I redeployed the lenders, with the configuration set to introduce delays but not throw any errors. After running a request, I could see the following in the trace.

Trace showing custom segment

So we can now see the time taken for our 'external call'. What we can also see is the annotation and metadata that we added to the subsegment. Annotations are key-value pairs with simple data (strings, numbers, or booleans) that are indexed for use with filter expressions, whilst metadata can be any related data you'd like to store that's not indexed.

Clicking on the 'Annotations' tab of the segment details, we can see what type of call it was and which lender was called.

Trace showing custom segment annotations

For more data, clicking on 'Metadata' shows the lender name and the URL being 'called'.

Trace showing custom segment metadata

Forcing some errors

After having a look at what a happy system looks like, I decided to introduce some errors. I updated the configuration for one of the lenders so that it would always throw an error and redeployed.
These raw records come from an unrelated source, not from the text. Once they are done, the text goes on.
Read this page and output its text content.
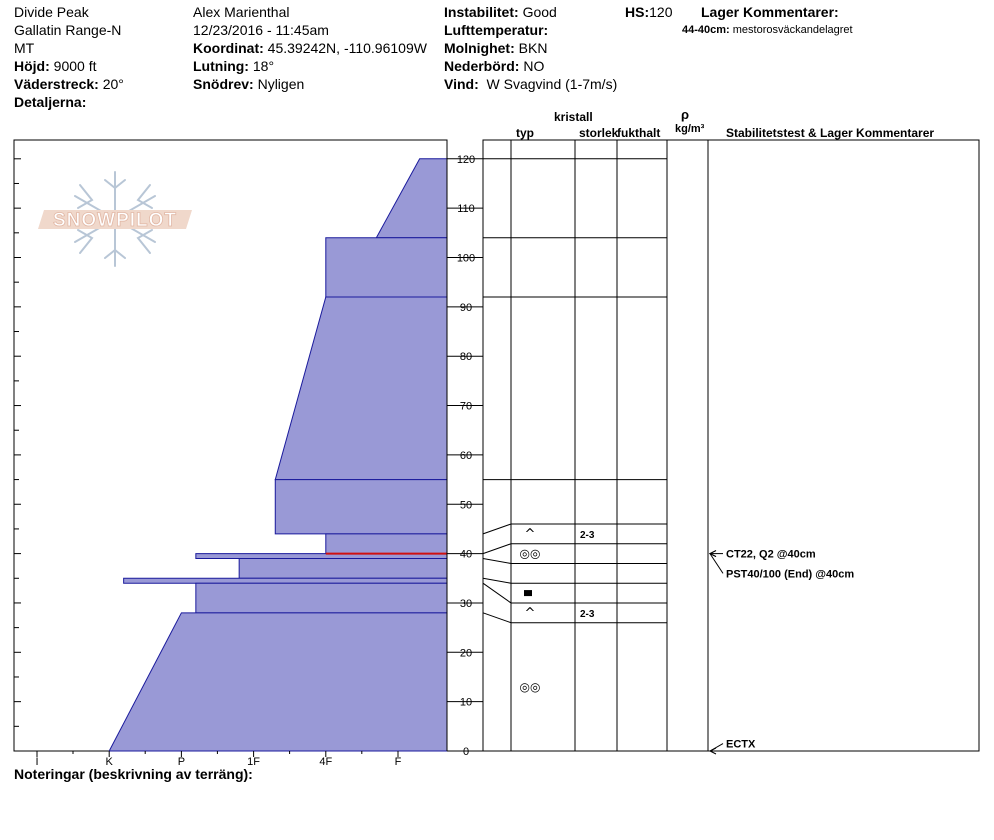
SNOWPILOT
0
10
20
30
40
50
60
70
80
90
100
110
120
I	K	P	1F	4F	F
^	2-3
◎◎
^	2-3
◎◎
CT22, Q2 @40cm
PST40/100 (End) @40cm
ECTX
Divide Peak
Gallatin Range-N
MT
Höjd: 9000 ft
Väderstreck: 20°
Detaljerna:
Alex Marienthal
12/23/2016 - 11:45am
Koordinat: 45.39242N, -110.96109W
Lutning: 18°
Snödrev: Nyligen
Instabilitet: Good
Lufttemperatur:
Molnighet: BKN
Nederbörd: NO
Vind: W Svagvind (1-7m/s)
HS:120 Lager Kommentarer:
44-40cm: mestorosväckandelagret
kristall
typ	storlek
fukthalt
ρ
kg/m³ Stabilitetstest & Lager Kommentarer
Noteringar (beskrivning av terräng):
After running a request through the system, the service map clearly showed that the Lambda function for the lender has errors.

Service map showing Lambda function error

Looking at the trace, I could see that the asynchronous request from the step function had timed out, as the timeout was set to 12 seconds.

Trace showing the step function timeout

The trace also contained the custom subsegment, which clearly shows that there was an error making the external call.

Trace showing custom segment failure

As before, the 'Annotations' and 'Metadata' tabs showed the call details. However, as we added the error to the subsegment, the 'Exceptions' tab also shows us the error details, including the stack trace.

Trace showing custom segment exception

This shows the power of using subsegments to instrument key parts of the application.

Running a workload

The final part of my adventure with X-Ray involved configuring the Lambda functions for the lenders to randomly error and then to put multiple requests through the application.

Looking at the resulting service map, I could see some errors I was expecting and some I didn't.

Service map showing a workload running with errors

In particular, the step function was showing that it had errored. So I selected it and filtered the traces to see what was going on. On inspection, the Lambda function that sends the response to the webhook was erroring. Clicking on the 'Exceptions' tab clearly indicated to me that the issue was that there was no response to send in this case, but the code didn't cater for it.

Trace showing an error due to bad logic

Looking at another error, I saw that the Lambda function that looks up the lenders from the parameter store is throwing an error. Again, the 'Exceptions' tab shows the underlying reason. In this case, there is a rate limit on accessing the parameters in the parameter store. This indicates to me that perhaps we need the application to implement some sort of cache in front of the raw access.

Trace showing an error due to rate limiting

Summary

In this post, I documented my experience using X-Ray with an application. I found the ability to view individual traces through the application, along with the associated logs, very valuable indeed. The ability to see errors and then drill down to the causes was also very valuable and allowed me to see some behaviour that otherwise would have been tricky to spot. Overall, I was very impressed as to what X-Ray has to offer.

Of course, there are also numerous excellent third-party offerings, such as the following:

So, although you get X-Ray out of the box with AWS, please consider these as well.